阿良々木暦は吸血鬼の事件を経験した後も妹の火憐や月火や戦場ヶ原ひたぎたちと日常を過ごしています。二人の妹が怪異に関わったことで暦は再び忍野忍や怪異の専門家たちと向き合い家族を助けるため自分の身体と過去の選択を見つめます。火憐は正義感から蜂の怪異に関わり月火は自分の存在そのものに秘密を抱えています。
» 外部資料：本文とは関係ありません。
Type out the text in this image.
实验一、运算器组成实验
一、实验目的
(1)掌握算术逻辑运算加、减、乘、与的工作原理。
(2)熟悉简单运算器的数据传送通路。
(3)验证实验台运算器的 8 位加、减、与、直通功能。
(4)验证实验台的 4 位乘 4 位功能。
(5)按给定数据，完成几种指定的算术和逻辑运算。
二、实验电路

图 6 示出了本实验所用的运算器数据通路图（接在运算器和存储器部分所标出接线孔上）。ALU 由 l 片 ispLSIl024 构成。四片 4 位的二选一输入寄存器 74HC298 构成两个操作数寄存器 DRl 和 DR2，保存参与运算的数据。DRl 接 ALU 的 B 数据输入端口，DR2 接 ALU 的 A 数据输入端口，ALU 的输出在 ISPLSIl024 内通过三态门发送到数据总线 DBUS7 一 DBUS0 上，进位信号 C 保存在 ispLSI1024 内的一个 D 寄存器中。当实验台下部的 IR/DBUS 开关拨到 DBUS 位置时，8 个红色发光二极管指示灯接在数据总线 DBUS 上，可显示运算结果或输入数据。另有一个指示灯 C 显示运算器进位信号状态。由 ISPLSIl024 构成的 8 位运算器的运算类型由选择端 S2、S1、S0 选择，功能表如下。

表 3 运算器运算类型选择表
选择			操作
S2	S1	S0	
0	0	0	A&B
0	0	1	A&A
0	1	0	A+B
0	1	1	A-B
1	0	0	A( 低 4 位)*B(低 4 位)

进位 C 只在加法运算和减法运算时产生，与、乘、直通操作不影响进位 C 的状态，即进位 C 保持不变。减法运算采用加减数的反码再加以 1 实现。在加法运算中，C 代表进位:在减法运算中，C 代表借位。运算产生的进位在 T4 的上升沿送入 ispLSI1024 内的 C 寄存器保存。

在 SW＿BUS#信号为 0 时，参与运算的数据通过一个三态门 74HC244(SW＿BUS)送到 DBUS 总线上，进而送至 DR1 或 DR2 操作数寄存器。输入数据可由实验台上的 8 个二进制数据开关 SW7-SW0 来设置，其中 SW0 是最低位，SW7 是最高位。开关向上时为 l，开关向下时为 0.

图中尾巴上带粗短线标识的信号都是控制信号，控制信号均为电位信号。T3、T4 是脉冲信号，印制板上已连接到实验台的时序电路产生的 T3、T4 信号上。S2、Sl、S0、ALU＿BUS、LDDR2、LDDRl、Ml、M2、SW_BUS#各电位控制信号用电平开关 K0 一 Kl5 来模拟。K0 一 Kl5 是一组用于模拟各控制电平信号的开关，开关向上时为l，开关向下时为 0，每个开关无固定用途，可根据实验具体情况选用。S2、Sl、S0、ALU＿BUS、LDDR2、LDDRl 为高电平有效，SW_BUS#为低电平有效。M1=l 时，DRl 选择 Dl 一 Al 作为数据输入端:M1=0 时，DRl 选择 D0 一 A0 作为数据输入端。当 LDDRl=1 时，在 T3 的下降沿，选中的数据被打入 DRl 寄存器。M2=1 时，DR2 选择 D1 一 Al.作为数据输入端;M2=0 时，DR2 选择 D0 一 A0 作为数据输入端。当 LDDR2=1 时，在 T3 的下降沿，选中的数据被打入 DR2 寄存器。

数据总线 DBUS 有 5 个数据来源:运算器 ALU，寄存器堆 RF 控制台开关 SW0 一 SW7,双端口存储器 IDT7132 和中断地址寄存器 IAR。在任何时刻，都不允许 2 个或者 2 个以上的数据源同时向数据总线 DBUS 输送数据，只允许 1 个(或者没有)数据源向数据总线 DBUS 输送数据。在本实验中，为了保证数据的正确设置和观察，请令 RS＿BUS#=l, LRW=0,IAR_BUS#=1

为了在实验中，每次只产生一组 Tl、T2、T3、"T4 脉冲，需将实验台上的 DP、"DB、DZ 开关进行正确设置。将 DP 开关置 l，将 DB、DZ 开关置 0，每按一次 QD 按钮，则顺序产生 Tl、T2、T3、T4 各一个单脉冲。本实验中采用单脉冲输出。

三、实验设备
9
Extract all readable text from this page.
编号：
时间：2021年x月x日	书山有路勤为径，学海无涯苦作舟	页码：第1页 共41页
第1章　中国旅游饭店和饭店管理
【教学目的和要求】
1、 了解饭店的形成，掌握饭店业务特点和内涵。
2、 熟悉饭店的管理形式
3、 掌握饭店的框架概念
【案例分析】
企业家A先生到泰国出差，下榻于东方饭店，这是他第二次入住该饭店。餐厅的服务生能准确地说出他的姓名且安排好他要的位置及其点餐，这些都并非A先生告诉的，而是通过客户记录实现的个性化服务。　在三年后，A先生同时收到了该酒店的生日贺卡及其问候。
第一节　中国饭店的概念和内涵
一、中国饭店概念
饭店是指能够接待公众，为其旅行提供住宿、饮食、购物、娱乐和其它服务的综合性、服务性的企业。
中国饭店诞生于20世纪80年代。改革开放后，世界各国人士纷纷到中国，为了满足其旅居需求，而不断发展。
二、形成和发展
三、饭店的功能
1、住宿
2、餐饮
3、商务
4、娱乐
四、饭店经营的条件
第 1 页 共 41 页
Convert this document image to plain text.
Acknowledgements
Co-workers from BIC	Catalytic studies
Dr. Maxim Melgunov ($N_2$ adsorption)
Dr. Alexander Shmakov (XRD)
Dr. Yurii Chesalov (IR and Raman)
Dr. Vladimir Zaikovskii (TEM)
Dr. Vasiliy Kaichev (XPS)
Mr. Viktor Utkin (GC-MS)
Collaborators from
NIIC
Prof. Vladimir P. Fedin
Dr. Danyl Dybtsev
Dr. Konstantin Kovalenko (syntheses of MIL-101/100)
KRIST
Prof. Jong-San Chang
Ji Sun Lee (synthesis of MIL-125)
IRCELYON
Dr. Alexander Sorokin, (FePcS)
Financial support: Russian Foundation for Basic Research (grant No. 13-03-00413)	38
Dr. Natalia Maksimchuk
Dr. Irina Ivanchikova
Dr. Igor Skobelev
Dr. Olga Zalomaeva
会話の軽妙さと怪異の不穏さを重ねながら家族愛や自己犠牲や偽物と本物の境界を描く物語です。

豆知識・雑学・よくある質問

火憐の身体に現れる蜂の怪異は病気や努力の象徴として描かれ本人が正義のために無理をする性格と結びつきます。月火は不死鳥に関わる存在で人間として暮らす記憶や家族との関係に複雑な問題があります。忍野忍は暦の影にいる吸血鬼として過去の力と現在の幼い姿の落差を持ち怪異の知識を提供します。シリーズ特有の長い会話は情報説明だけでなく言葉で相手を試したり傷つけたり慰めたりする心理戦になっています。影絵や独特の文字演出が現実と語り手の主観の境目を曖昧にし怪異が心の見え方を変えることを示します。

視聴者の感想・考察まとめ

暦は家族を助けたいという気持ちが強いほど自分が傷つけば済むと考え他人の助けを拒みます。しかし火憐や月火の問題は本人たちの選択を無視して兄が解決できるものではなく守ることと支配することの違いを問います。正義を名乗る火憐も他人を救うためなら相手の事情を聞かずに踏み込む危うさを持ちます。月火の秘密を知ることは彼女を偽物と決めつけることではなく現在の家族としてどう接するかを選び直すことです。本物の愛情は血筋や過去で自動的に決まらず相手の欠落や嘘を知った上で関係を続ける努力にあると描かれています。